Remember that even though w26 works on 26 bits, its period is double that ! So even with a pair of 32-bit registers, I get a 2⁵⁶ period without effort. This should be enough, right ? And with such a size, you'd be wiser to chunk your data, such as 16M blocks just to be safe.
So let's see how to design a checksum that works well for 32 and 64 bits, using 32-bit wide registers.
- First, we deal with a 26 bits wide accumulator/adder, but we can see that it's ridiculous to scrub the remaining 6 MSB, because they contain useful entropy. The existing codes mask the MSB, mostly for convenience (in shifting the carry back to the LSB), but this would work against the checksum's robustness, so let's use the whole 32 bits now. There is no harm in using a bit that is not the MSB for the carry loopback.
- One would be tempted to use the whole 32 bits of the register to mix the input data stream, but even though it would double the bandwidth, I hesitate and I prefer sticking to 16 bits of mixing, despite the extra alignment/masking/shifting mess. With this arrangement, the system has one chance in approx. 2¹⁰ (1024) to fall in a "funnel" (when the state falls in a "trajectory" that becomes undistinguishable from an orbit, making the system non-reversible hence more likely to lose information).
So far we have split the 32 bits into 3 zones :
- 6 MSB : sort of "guard bits", they come for free and are good to keep around.
- 10 middle bits : the MSB of the 26-bit Pisano iterator
- 16 LSB : where the iterator gets its state mixed.
There is some headroom, and should work well in most cases. But we have to solve one last issue : we can't get the carry bit.
In fact we can't get it directly because the previous methods would either mask the "guard" MSB or shift the computation such that the carry bit appears on the carry flag. But this bit is not lost. The iterator virtually operates on the bits 0 to 25 so we could detect a carry when the bit #26 changes state. So the carry is computed by
(((X^Y)>>26) & 1)
which is a decent code sequence on any decent 32-bit CPU.
In hardware, it's even more simple, particularly if you can access intermediary results from the adder's internal nodes.

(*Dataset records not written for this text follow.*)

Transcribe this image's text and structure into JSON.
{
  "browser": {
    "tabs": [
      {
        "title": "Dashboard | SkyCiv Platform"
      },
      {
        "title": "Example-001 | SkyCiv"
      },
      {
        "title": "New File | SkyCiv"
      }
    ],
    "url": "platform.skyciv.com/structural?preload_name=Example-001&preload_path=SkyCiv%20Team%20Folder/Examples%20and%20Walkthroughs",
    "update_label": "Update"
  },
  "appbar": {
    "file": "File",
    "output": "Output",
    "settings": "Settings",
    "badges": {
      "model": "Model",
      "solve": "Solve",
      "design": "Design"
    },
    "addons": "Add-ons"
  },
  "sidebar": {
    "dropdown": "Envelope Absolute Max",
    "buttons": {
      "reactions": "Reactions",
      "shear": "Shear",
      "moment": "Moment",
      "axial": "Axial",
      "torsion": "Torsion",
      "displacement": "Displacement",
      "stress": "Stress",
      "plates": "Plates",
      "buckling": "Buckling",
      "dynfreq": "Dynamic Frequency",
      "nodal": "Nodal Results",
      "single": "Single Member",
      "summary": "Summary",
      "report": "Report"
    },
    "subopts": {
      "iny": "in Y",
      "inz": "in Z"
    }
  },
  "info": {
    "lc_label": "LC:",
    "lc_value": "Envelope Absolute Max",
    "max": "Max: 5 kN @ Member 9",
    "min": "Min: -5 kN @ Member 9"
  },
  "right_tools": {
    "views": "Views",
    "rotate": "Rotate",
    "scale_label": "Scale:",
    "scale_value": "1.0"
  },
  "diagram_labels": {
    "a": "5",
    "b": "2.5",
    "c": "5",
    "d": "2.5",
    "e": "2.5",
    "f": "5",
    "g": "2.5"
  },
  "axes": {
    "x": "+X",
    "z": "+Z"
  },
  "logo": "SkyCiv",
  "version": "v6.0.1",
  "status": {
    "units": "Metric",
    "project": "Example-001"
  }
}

The corresponding source code adds some latency, there is a string of 3 dependent instructions which reduces the speed a bit, but it's not horrible either. Furthermore we can use ADDs everywhere, and not worry about missing a carry in the MSB anymore in case we add the carry separately. Overall, it's a good design gain and the whole thing, whether you use 32 bits (the last result) or 64 bits (the last result concatenated with the precedent) has a lot of headroom.
From there, we can make this macro:
Z = Z + W + dat16 + (((Z^W) >> 26) & 1)
Then substitute Z and W for X and Y alternatively.
PISANO_MACRO(Y, X, data) PISANO_MACRO(X, Y, data)
There is still room for "enhancement" with the x86 breed, using the RCx (Rotate through Carry) opcodes. For example RCL 6 will put the bit 26 into the carry bit, and you just need to ADC to save one ADD opcode. So the sequence would be
MOV T, X XOR T, Y ADD Y, dat RCL T, 6 ADC X, Y
I wish I could avoid the first MOV... but I have to admit its inevitableness and test the hell out of it....